Shakespeare's Drama in Poetry
This volume presents for the first time in English a selection of seminal studies, originally published in Italian, on the dramatic potential of Shakespeare’s Sonnets, providing a crucial contribution to a recently revived debate on their inherent dramatic dimension. These studies long antedate the recent attention internationally dedicated to the formal and semiotic functions of the communicative structure of the sonnets, providing the basis for a new perception of their peculiar capacity to perform speech acts within dramatically defined situations. The first, longest, section, is dedicated to a discussion of the so-called ‘Sonnets of Immortality’ where the poet struggles with Time over the future of the fair youth, providing the argumentative premise upon which issues of mortality and loss, running through the whole collection, are defined in the agonistic terms of human defiance of Time’s destructive power. There follow two essays devoted to Sonnets 33 and 29, and to the last sonnets for the young friend, respectively. Here the poet abandons the battlefield of human mortality and engages with the tensions and conflicts of affection and moral duty against the backdrop of an intrinsically conflicting world model, showing a medieval symbolic universe traversed by incipient, yet radical, sceptical stances. These poems interlace fictionality and biography, constructing a lyrical drama where the I/poet features as an extraordinarily artificial, yet all too real, voice.

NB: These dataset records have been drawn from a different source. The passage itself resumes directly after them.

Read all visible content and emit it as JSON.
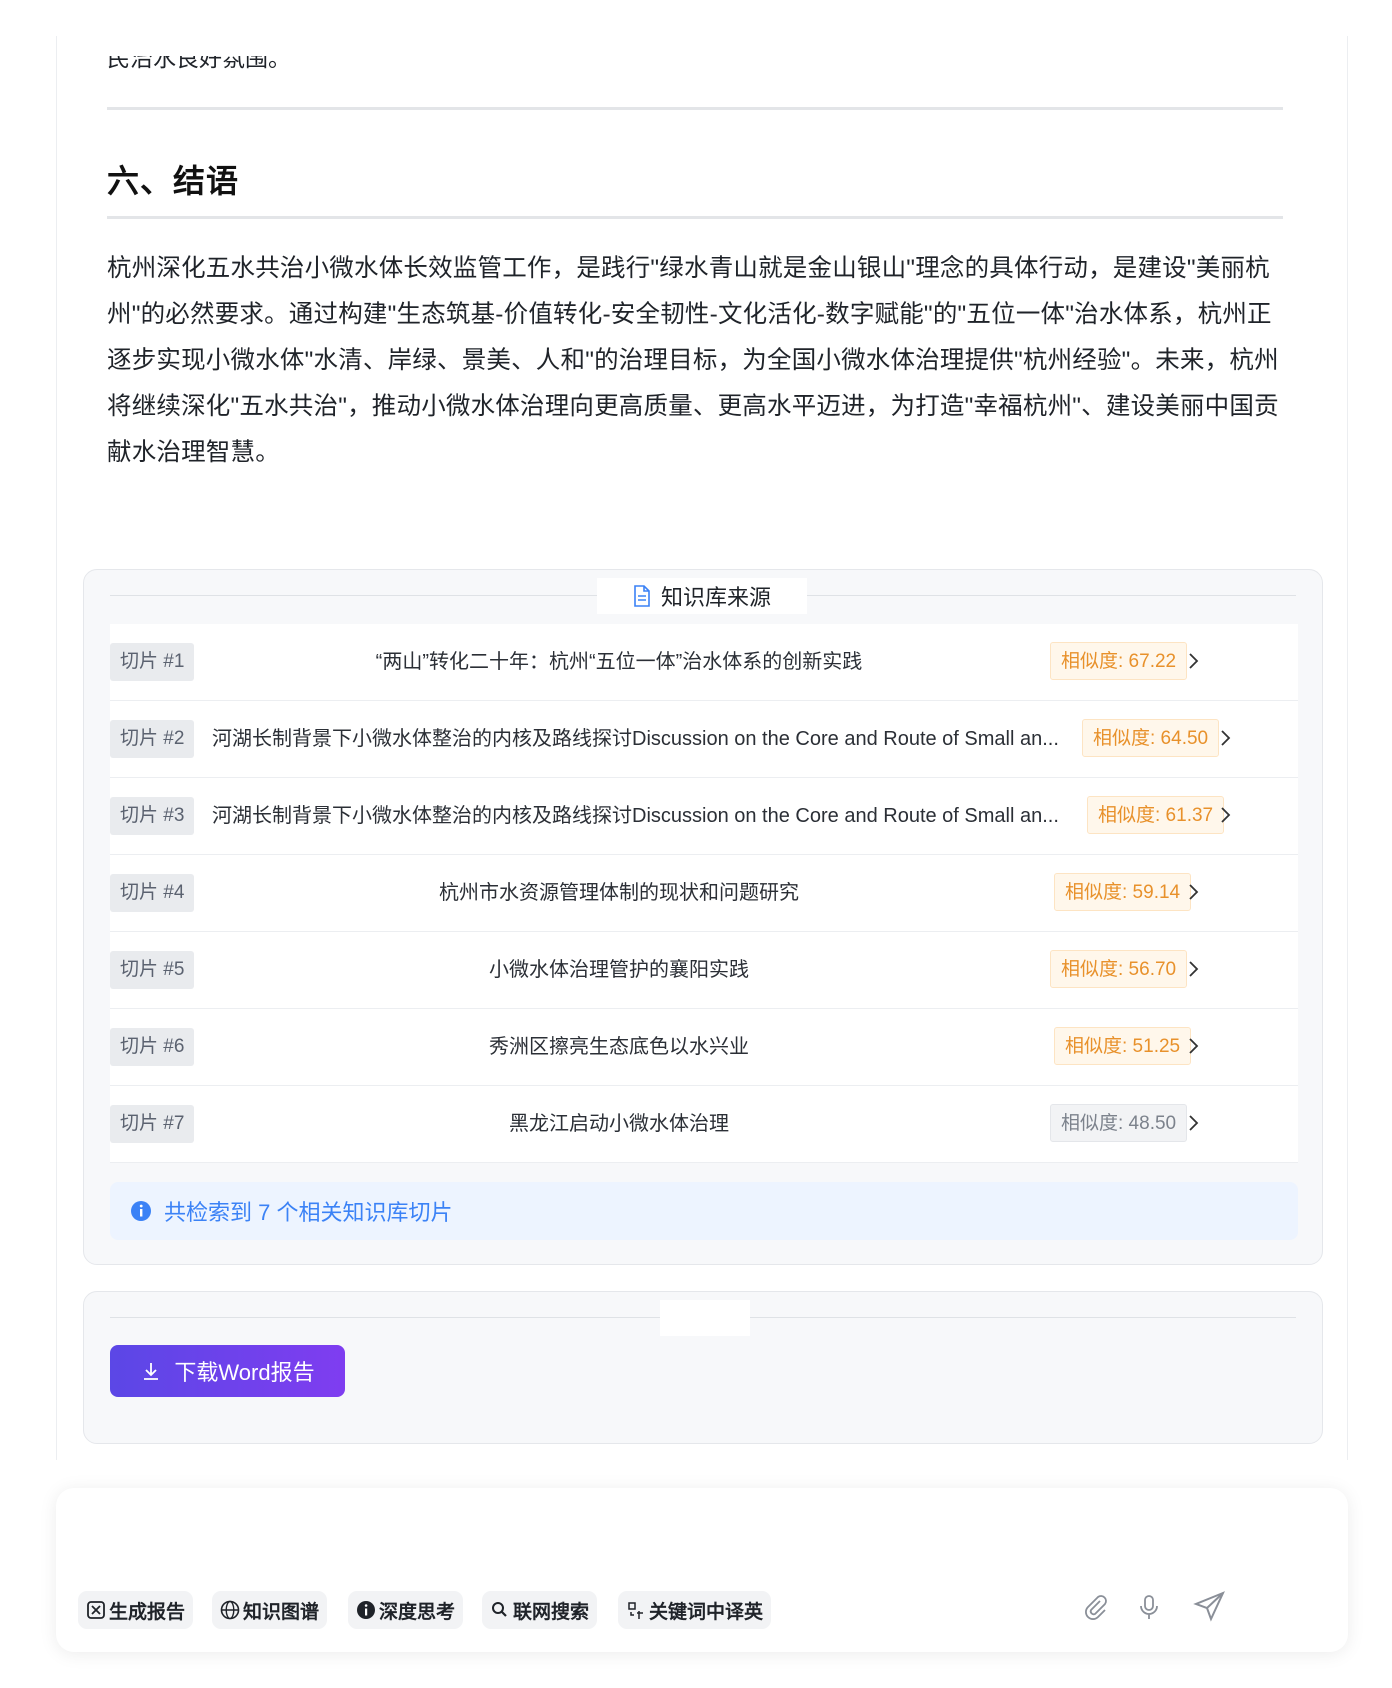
{
  "document": {
    "prev_fragment": "民治水良好氛围。",
    "heading": "六、结语",
    "paragraph": "杭州深化五水共治小微水体长效监管工作，是践行\"绿水青山就是金山银山\"理念的具体行动，是建设\"美丽杭州\"的必然要求。通过构建\"生态筑基-价值转化-安全韧性-文化活化-数字赋能\"的\"五位一体\"治水体系，杭州正逐步实现小微水体\"水清、岸绿、景美、人和\"的治理目标，为全国小微水体治理提供\"杭州经验\"。未来，杭州将继续深化\"五水共治\"，推动小微水体治理向更高质量、更高水平迈进，为打造\"幸福杭州\"、建设美丽中国贡献水治理智慧。"
  },
  "knowledge_base": {
    "title": "知识库来源",
    "items": [
      {
        "tag": "切片 #1",
        "title": "“两山”转化二十年：杭州“五位一体”治水体系的创新实践",
        "similarity": "相似度: 67.22",
        "level": "orange"
      },
      {
        "tag": "切片 #2",
        "title": "河湖长制背景下小微水体整治的内核及路线探讨Discussion on the Core and Route of Small an...",
        "similarity": "相似度: 64.50",
        "level": "orange"
      },
      {
        "tag": "切片 #3",
        "title": "河湖长制背景下小微水体整治的内核及路线探讨Discussion on the Core and Route of Small an...",
        "similarity": "相似度: 61.37",
        "level": "orange"
      },
      {
        "tag": "切片 #4",
        "title": "杭州市水资源管理体制的现状和问题研究",
        "similarity": "相似度: 59.14",
        "level": "orange"
      },
      {
        "tag": "切片 #5",
        "title": "小微水体治理管护的襄阳实践",
        "similarity": "相似度: 56.70",
        "level": "orange"
      },
      {
        "tag": "切片 #6",
        "title": "秀洲区擦亮生态底色以水兴业",
        "similarity": "相似度: 51.25",
        "level": "orange"
      },
      {
        "tag": "切片 #7",
        "title": "黑龙江启动小微水体治理",
        "similarity": "相似度: 48.50",
        "level": "gray"
      }
    ],
    "summary": "共检索到 7 个相关知识库切片"
  },
  "download": {
    "button_label": "下载Word报告"
  },
  "input_bar": {
    "chips": [
      {
        "label": "生成报告",
        "icon": "report-icon"
      },
      {
        "label": "知识图谱",
        "icon": "globe-icon"
      },
      {
        "label": "深度思考",
        "icon": "info-icon"
      },
      {
        "label": "联网搜索",
        "icon": "search-icon"
      },
      {
        "label": "关键词中译英",
        "icon": "translate-icon"
      }
    ],
    "tools": [
      "paperclip-icon",
      "microphone-icon",
      "send-icon"
    ]
  },
  "colors": {
    "accent_blue": "#3b82f6",
    "similarity_orange": "#e8912b",
    "button_gradient_start": "#5b47e6",
    "button_gradient_end": "#7f3df0"
  }
}
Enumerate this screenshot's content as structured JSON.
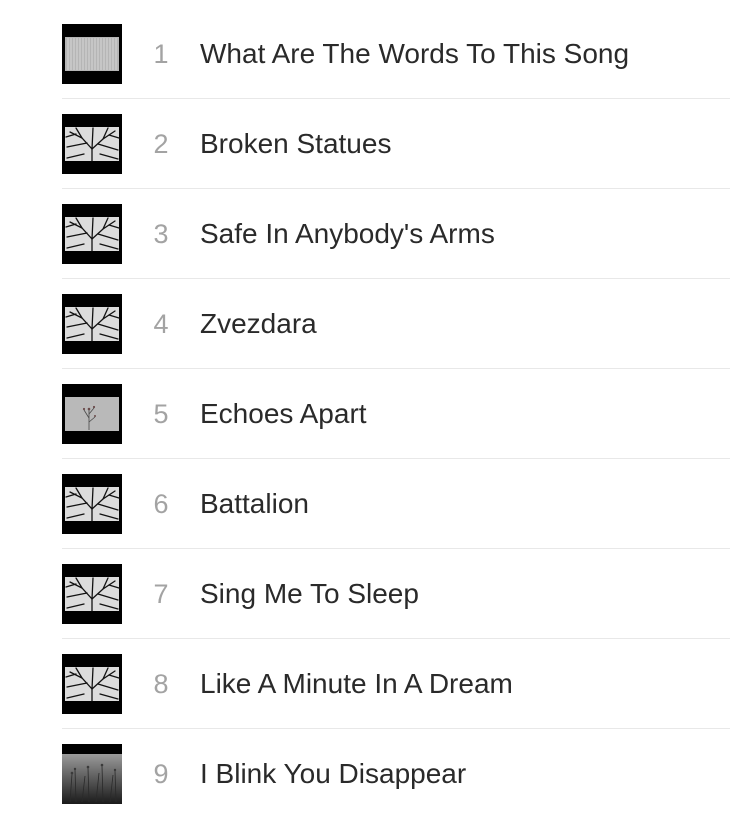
{
  "tracks": [
    {
      "number": "1",
      "title": "What Are The Words To This Song",
      "artwork": "rain-artwork-icon"
    },
    {
      "number": "2",
      "title": "Broken Statues",
      "artwork": "tree-branches-artwork-icon"
    },
    {
      "number": "3",
      "title": "Safe In Anybody's Arms",
      "artwork": "tree-branches-artwork-icon"
    },
    {
      "number": "4",
      "title": "Zvezdara",
      "artwork": "tree-branches-artwork-icon"
    },
    {
      "number": "5",
      "title": "Echoes Apart",
      "artwork": "flower-sprig-artwork-icon"
    },
    {
      "number": "6",
      "title": "Battalion",
      "artwork": "tree-branches-artwork-icon"
    },
    {
      "number": "7",
      "title": "Sing Me To Sleep",
      "artwork": "tree-branches-artwork-icon"
    },
    {
      "number": "8",
      "title": "Like A Minute In A Dream",
      "artwork": "tree-branches-artwork-icon"
    },
    {
      "number": "9",
      "title": "I Blink You Disappear",
      "artwork": "grass-artwork-icon"
    }
  ],
  "colors": {
    "title": "#2a2a2a",
    "number": "#a3a3a3",
    "divider": "#e8e8e8",
    "artwork_frame": "#000000"
  }
}
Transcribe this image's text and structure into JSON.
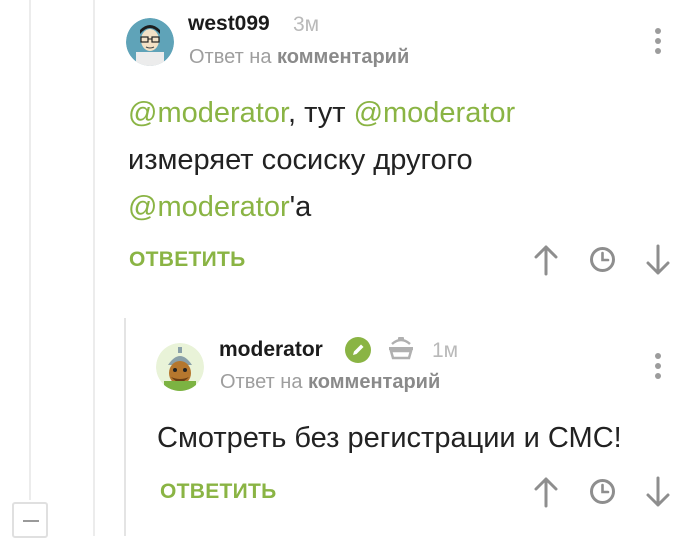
{
  "comments": [
    {
      "username": "west099",
      "time": "3м",
      "reply_prefix": "Ответ на",
      "reply_target": "комментарий",
      "body": {
        "mention1": "@moderator",
        "text1": ", тут ",
        "mention2": "@moderator",
        "text2": "измеряет сосиску другого",
        "mention3": "@moderator",
        "text3": "'a"
      },
      "reply_label": "ОТВЕТИТЬ"
    },
    {
      "username": "moderator",
      "time": "1м",
      "reply_prefix": "Ответ на",
      "reply_target": "комментарий",
      "body_text": "Смотреть без регистрации и СМС!",
      "reply_label": "ОТВЕТИТЬ"
    }
  ],
  "colors": {
    "accent": "#8ab444",
    "verified_badge": "#8ab444",
    "muted": "#9e9e9e"
  },
  "icons": [
    "user-avatar",
    "more-vertical-icon",
    "arrow-up-icon",
    "clock-icon",
    "arrow-down-icon",
    "verified-pencil-icon",
    "crown-icon",
    "collapse-minus-icon"
  ]
}
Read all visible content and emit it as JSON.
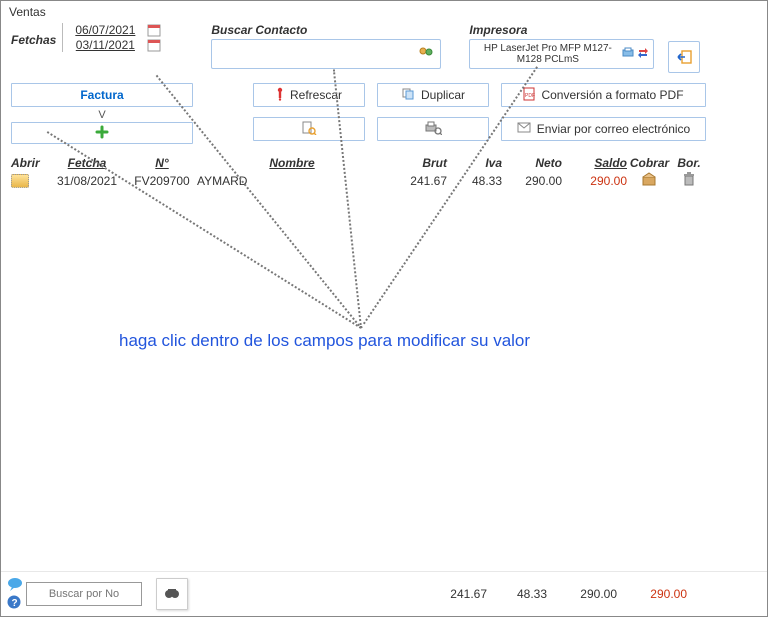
{
  "window": {
    "title": "Ventas"
  },
  "fetchas": {
    "label": "Fetchas",
    "from": "06/07/2021",
    "to": "03/11/2021"
  },
  "contact": {
    "label": "Buscar Contacto",
    "value": ""
  },
  "printer": {
    "label": "Impresora",
    "name": "HP LaserJet Pro MFP M127-M128 PCLmS"
  },
  "buttons": {
    "factura": "Factura",
    "v": "V",
    "refrescar": "Refrescar",
    "duplicar": "Duplicar",
    "pdf": "Conversión a formato PDF",
    "icononly1": "",
    "icononly2": "",
    "email": "Enviar por correo electrónico"
  },
  "grid": {
    "headers": {
      "abrir": "Abrir",
      "fecha": "Fetcha",
      "no": "N°",
      "nombre": "Nombre",
      "brut": "Brut",
      "iva": "Iva",
      "neto": "Neto",
      "saldo": "Saldo",
      "cobrar": "Cobrar",
      "bor": "Bor."
    },
    "rows": [
      {
        "fecha": "31/08/2021",
        "no": "FV209700",
        "nombre": "AYMARD",
        "brut": "241.67",
        "iva": "48.33",
        "neto": "290.00",
        "saldo": "290.00"
      }
    ]
  },
  "annotation": "haga clic dentro de los campos para modificar su valor",
  "status": {
    "search_placeholder": "Buscar por No",
    "tot_brut": "241.67",
    "tot_iva": "48.33",
    "tot_neto": "290.00",
    "tot_saldo": "290.00"
  }
}
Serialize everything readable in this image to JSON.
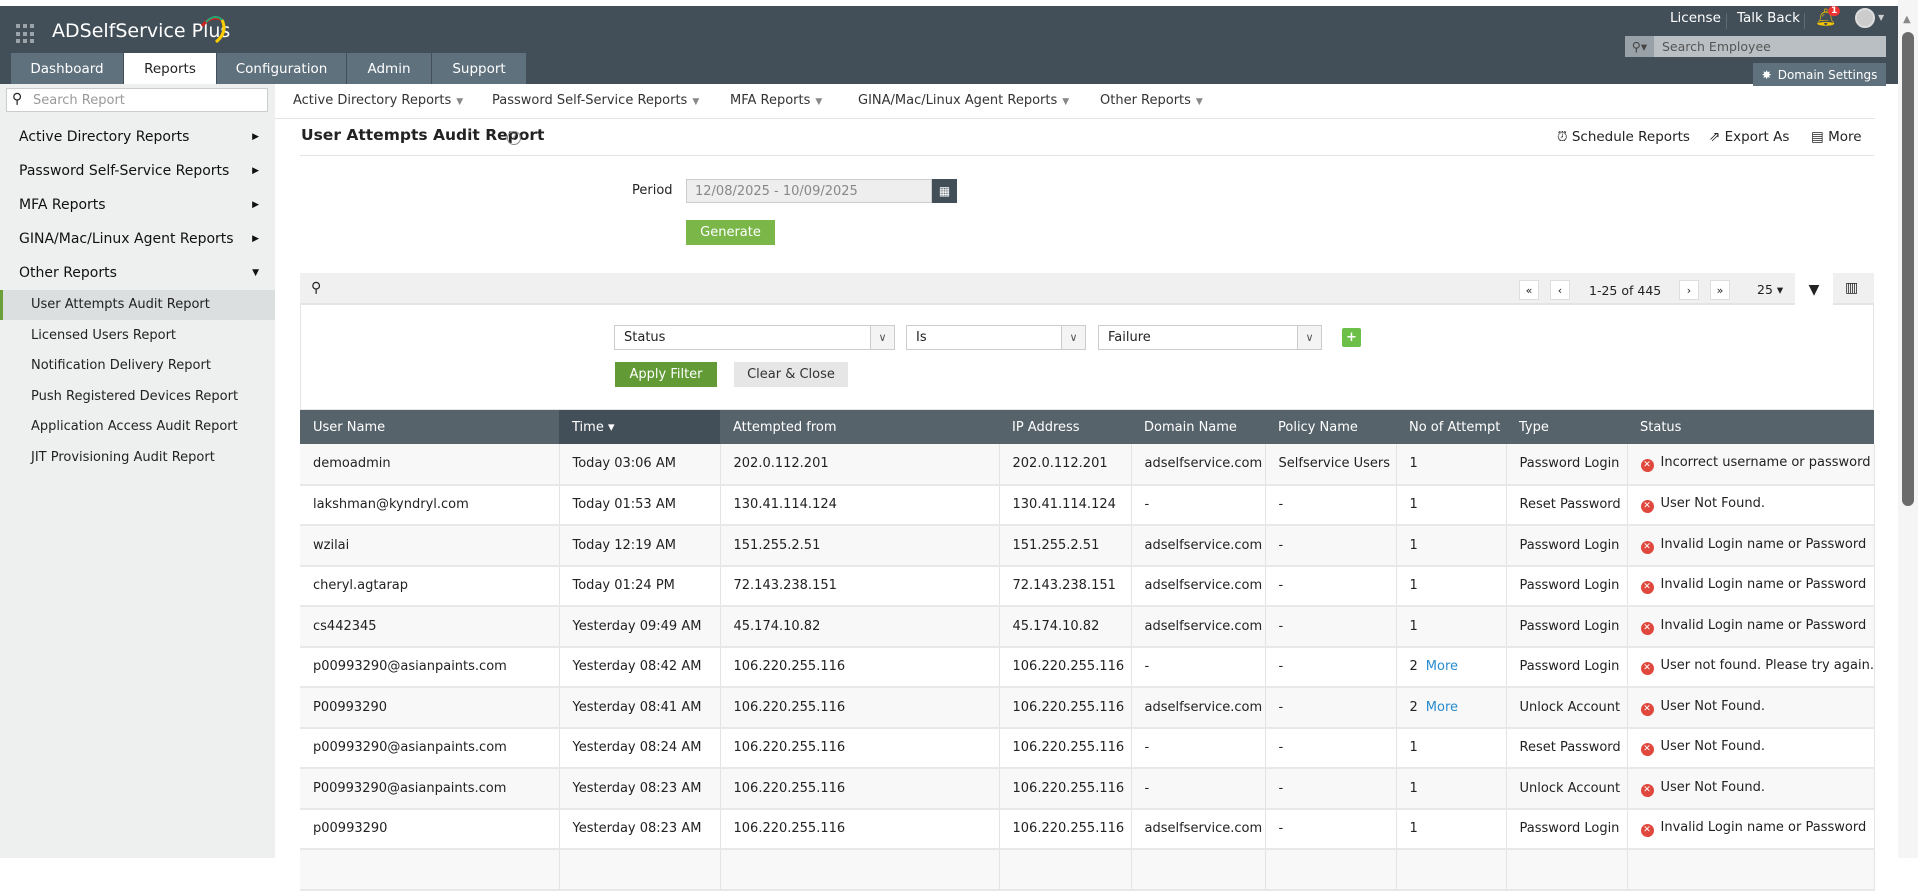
{
  "app": {
    "title": "ADSelfService Plus"
  },
  "header": {
    "license": "License",
    "talk_back": "Talk Back",
    "notification_count": "1",
    "search_placeholder": "Search Employee",
    "domain_settings": "Domain Settings"
  },
  "tabs": [
    {
      "label": "Dashboard"
    },
    {
      "label": "Reports",
      "active": true
    },
    {
      "label": "Configuration"
    },
    {
      "label": "Admin"
    },
    {
      "label": "Support"
    }
  ],
  "sidebar": {
    "search_placeholder": "Search Report",
    "categories": [
      {
        "label": "Active Directory Reports"
      },
      {
        "label": "Password Self-Service Reports"
      },
      {
        "label": "MFA Reports"
      },
      {
        "label": "GINA/Mac/Linux Agent Reports"
      },
      {
        "label": "Other Reports"
      }
    ],
    "sub_items": [
      {
        "label": "User Attempts Audit Report",
        "selected": true
      },
      {
        "label": "Licensed Users Report"
      },
      {
        "label": "Notification Delivery Report"
      },
      {
        "label": "Push Registered Devices Report"
      },
      {
        "label": "Application Access Audit Report"
      },
      {
        "label": "JIT Provisioning Audit Report"
      }
    ]
  },
  "topnav": [
    {
      "label": "Active Directory Reports"
    },
    {
      "label": "Password Self-Service Reports"
    },
    {
      "label": "MFA Reports"
    },
    {
      "label": "GINA/Mac/Linux Agent Reports"
    },
    {
      "label": "Other Reports"
    }
  ],
  "report": {
    "title": "User Attempts Audit Report",
    "schedule": "Schedule Reports",
    "export": "Export As",
    "more": "More",
    "period_label": "Period",
    "period_value": "12/08/2025 - 10/09/2025",
    "generate": "Generate"
  },
  "pagination": {
    "range": "1-25 of 445",
    "page_size": "25"
  },
  "filter": {
    "field": "Status",
    "operator": "Is",
    "value": "Failure",
    "apply": "Apply Filter",
    "clear": "Clear & Close"
  },
  "table": {
    "columns": [
      "User Name",
      "Time",
      "Attempted from",
      "IP Address",
      "Domain Name",
      "Policy Name",
      "No of Attempt",
      "Type",
      "Status"
    ],
    "sorted_column": "Time",
    "more_label": "More",
    "rows": [
      [
        "demoadmin",
        "Today 03:06 AM",
        "202.0.112.201",
        "202.0.112.201",
        "adselfservice.com",
        "Selfservice Users",
        "1",
        "Password Login",
        "Incorrect username or password"
      ],
      [
        "lakshman@kyndryl.com",
        "Today 01:53 AM",
        "130.41.114.124",
        "130.41.114.124",
        "-",
        "-",
        "1",
        "Reset Password",
        "User Not Found."
      ],
      [
        "wzilai",
        "Today 12:19 AM",
        "151.255.2.51",
        "151.255.2.51",
        "adselfservice.com",
        "-",
        "1",
        "Password Login",
        "Invalid Login name or Password"
      ],
      [
        "cheryl.agtarap",
        "Today 01:24 PM",
        "72.143.238.151",
        "72.143.238.151",
        "adselfservice.com",
        "-",
        "1",
        "Password Login",
        "Invalid Login name or Password"
      ],
      [
        "cs442345",
        "Yesterday 09:49 AM",
        "45.174.10.82",
        "45.174.10.82",
        "adselfservice.com",
        "-",
        "1",
        "Password Login",
        "Invalid Login name or Password"
      ],
      [
        "p00993290@asianpaints.com",
        "Yesterday 08:42 AM",
        "106.220.255.116",
        "106.220.255.116",
        "-",
        "-",
        "2",
        "Password Login",
        "User not found. Please try again."
      ],
      [
        "P00993290",
        "Yesterday 08:41 AM",
        "106.220.255.116",
        "106.220.255.116",
        "adselfservice.com",
        "-",
        "2",
        "Unlock Account",
        "User Not Found."
      ],
      [
        "p00993290@asianpaints.com",
        "Yesterday 08:24 AM",
        "106.220.255.116",
        "106.220.255.116",
        "-",
        "-",
        "1",
        "Reset Password",
        "User Not Found."
      ],
      [
        "P00993290@asianpaints.com",
        "Yesterday 08:23 AM",
        "106.220.255.116",
        "106.220.255.116",
        "-",
        "-",
        "1",
        "Unlock Account",
        "User Not Found."
      ],
      [
        "p00993290",
        "Yesterday 08:23 AM",
        "106.220.255.116",
        "106.220.255.116",
        "adselfservice.com",
        "-",
        "1",
        "Password Login",
        "Invalid Login name or Password"
      ]
    ]
  },
  "colors": {
    "header_bg": "#434f58",
    "tab_bg": "#5f717d",
    "accent_green": "#6a9f3a",
    "error_red": "#e0483e",
    "link_blue": "#2a8ccf"
  }
}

Alessandro Serpieri is Professor Emeritus of English Literature at the University of Florence. His main fields of interest are Shakespeare’s poetry and plays, Elizabethan and Jacobean theatre, John Donne, Romantic and twentieth-century poetry, Joseph Conrad, T.S. Eliot, Samuel Beckett, theory of drama, translation studies as well as semiotic and performance studies. Former President of the Italian Association for Semiotic Studies and of the Italian Association for English Studies, he is a renowned translator into Italian of many Shakespearean works, including the Sonnets.